Another controversy over a historic property in south Minneapolis will come before the City Council’s Zoning and Planning Committee on Thursday.
Early last year, NuWay purchased the historic Pillsbury-Snyder mansion at 2118 Blaisdell Avenue. The organization wants to convert the mansion into 22 transitional housing units that could accommodate 47 patients recovering from addictions.
But because Whittier’s concentration of housing for those patients already far exceeds the maximum allowed by City Code, NuWay needs special approval to proceed with its plan. The organization has already won that approval from the city’s Zoning Administrator, but opponents appealed that decision, and their appeal will be heard by the planning committee tomorrow.
NuWay’s conversion would involve a significant renovation of the mansion’s interior, but largely preserve the exterior. But opponents of the plan argue the mansion’s interior — featuring a double marble staircase, Honduran mahogany paneling, quarter-cut herringbone floors, and crystal chandeliers from Czechoslovakia — is of historical value in its own right.
Marian Biehn, executive director of the Whittier Alliance, says neighborhood officials are primarily concerned about the clustering of transitional housing.
“There is an overcrowding of this type of housing in one area,” Biehn says, adding that the NuWay facility would be the neighborhood’s 30th licensed transitional housing facility. “We would like to see something [at the property] that would offer more of a public use.”
Biehn says Pinecrest Doors operated out of the Pillsbury-Snyder mansion until shortly before NuWay purchased it in January 2014. As a nonprofit, NuWay wouldn’t pay property taxes, which project opponents estimate would cost the city about $75,000.

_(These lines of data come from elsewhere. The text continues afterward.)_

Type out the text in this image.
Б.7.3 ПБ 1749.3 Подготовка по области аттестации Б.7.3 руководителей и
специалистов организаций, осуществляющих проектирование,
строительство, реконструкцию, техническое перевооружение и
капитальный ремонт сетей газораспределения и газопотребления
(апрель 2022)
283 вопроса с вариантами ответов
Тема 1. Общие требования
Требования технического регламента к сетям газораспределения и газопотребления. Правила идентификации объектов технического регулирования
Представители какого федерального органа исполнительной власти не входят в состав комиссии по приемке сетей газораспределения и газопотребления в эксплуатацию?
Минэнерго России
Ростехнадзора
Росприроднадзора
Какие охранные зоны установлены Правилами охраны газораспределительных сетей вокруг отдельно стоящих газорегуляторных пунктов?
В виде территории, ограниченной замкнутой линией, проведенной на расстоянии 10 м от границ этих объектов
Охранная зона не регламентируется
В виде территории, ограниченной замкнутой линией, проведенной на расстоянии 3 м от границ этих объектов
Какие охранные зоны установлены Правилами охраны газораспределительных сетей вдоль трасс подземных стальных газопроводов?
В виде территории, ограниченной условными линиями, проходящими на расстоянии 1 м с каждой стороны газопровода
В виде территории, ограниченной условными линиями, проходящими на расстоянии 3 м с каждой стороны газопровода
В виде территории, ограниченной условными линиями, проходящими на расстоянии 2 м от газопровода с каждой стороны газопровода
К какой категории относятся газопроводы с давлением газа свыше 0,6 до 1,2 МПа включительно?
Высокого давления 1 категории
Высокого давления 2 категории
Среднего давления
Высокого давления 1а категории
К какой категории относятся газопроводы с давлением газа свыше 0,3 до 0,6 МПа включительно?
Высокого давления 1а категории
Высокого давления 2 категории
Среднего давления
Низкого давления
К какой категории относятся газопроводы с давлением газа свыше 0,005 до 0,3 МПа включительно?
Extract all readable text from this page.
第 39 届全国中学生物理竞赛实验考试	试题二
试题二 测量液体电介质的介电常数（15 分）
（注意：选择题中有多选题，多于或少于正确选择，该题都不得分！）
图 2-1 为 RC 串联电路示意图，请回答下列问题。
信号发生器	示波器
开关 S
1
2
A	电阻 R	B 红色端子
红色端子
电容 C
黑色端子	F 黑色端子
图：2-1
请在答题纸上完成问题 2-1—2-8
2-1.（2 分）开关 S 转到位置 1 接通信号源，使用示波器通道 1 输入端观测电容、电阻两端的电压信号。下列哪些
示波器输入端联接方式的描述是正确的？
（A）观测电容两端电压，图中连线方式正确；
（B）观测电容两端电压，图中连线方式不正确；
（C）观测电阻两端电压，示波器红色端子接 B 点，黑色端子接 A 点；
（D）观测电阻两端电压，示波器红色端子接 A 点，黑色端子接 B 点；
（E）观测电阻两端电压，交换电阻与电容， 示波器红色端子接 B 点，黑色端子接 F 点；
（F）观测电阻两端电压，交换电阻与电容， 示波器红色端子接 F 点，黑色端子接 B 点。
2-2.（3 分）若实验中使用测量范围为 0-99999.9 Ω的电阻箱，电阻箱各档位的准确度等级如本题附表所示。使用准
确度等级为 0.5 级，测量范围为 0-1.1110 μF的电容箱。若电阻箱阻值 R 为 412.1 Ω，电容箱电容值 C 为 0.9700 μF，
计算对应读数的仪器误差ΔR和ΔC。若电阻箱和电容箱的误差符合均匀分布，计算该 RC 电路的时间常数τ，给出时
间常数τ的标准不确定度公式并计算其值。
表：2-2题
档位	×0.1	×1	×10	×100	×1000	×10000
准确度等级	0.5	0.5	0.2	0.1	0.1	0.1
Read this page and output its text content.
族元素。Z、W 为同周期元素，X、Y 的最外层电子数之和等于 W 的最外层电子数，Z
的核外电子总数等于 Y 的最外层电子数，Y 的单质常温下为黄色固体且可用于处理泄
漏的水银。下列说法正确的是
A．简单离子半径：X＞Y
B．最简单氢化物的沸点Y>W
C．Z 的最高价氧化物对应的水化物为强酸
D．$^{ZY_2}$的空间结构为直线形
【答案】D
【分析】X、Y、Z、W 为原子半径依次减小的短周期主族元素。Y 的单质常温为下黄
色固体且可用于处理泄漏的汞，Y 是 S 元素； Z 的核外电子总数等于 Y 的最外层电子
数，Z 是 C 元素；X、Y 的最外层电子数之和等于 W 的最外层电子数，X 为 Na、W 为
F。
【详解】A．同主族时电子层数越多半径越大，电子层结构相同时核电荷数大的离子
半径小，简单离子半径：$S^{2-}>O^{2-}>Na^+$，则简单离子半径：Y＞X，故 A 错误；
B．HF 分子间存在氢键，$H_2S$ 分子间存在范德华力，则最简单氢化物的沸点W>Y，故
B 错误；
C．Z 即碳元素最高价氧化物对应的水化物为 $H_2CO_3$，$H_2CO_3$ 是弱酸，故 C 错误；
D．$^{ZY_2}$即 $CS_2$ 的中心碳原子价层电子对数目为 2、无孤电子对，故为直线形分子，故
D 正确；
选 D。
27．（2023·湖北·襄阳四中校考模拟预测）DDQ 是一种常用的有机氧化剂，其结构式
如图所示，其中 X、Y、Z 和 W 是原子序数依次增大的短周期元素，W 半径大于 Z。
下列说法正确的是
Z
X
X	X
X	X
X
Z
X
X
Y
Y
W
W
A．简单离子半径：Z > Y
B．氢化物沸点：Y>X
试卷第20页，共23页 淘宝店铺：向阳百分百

One of the project opponents we spoke with — Noah Rouen, president of the Rouen Group — expressed concern about drug dealers coming to Whitter in an attempt to prey on all the recovering addicts living there.
Asked if the neighborhood shares those concerns, Biehn says, “When we look at the crime stats, there’s a number of narcotics offenses… part of the speculation is that with a number of [transitional housing] facilities that help people in recovery, they’re also a vulnerable population, and people get targeted.”
Rouen, who lived in Whitter for seven years, says his home was actually broken into in the middle of the night by a recovering addict while he lived in the neighborhood.
The Mansion was built as a wedding gift for the only MN couple to survive the Titanic disaster, John and Nelle Pillsbury Snyder, who were returning from their European honeymoon aboard the doomed ocean liner. John Pillsbury Snyder was the grandson of John S. Pillsbury, Governor of Minnesota and co-founder of the Pillsbury Corporation. While in Italy, the Pillsbury-Snyder’s sourced marble for the mansion’s floors from the same quarry that supplied marble to the Vatican. According to its previous owner, Russ Underdahl Sr., who gave a tour of the restored mansion to the elderly Mrs. Pillsbury-Snyder in the 1980s, Mr. John Snyder Sr. told his future daughter-in-law that he wanted to build for her “the finest home in all of Minneapolis.”
Lisa Bender is the City Council member representing 2118 Blaisdell and also the chair of the planning committee. She didn’t respond to messages seeking comment, but city documents indicate officials who support NuWay’s project cite the 1988 Federal Fair Housing Act, which says disable people must be granted equal access to housing “if the required findings of disability, necessity, and reasonableness are met.”
But Rouen argues the act can actually be interpreted as prohibiting projects like NuWay’s proposed conversion of the Pillsbury-Snyder mansion.
“The city is saying they can’t deny NuWay because of the Fair Housing Act, and our attorneys are saying they must deny it because of the Fair Housing Act,” Rouen says. “The Fair Housing Act specifically says you can’t have a clustering of this sort of housing… it’s ‘the other side of the tracks.'”
:::: UPDATE :::: The NuWay redevelopment was green-lighted by the planning committee this morning.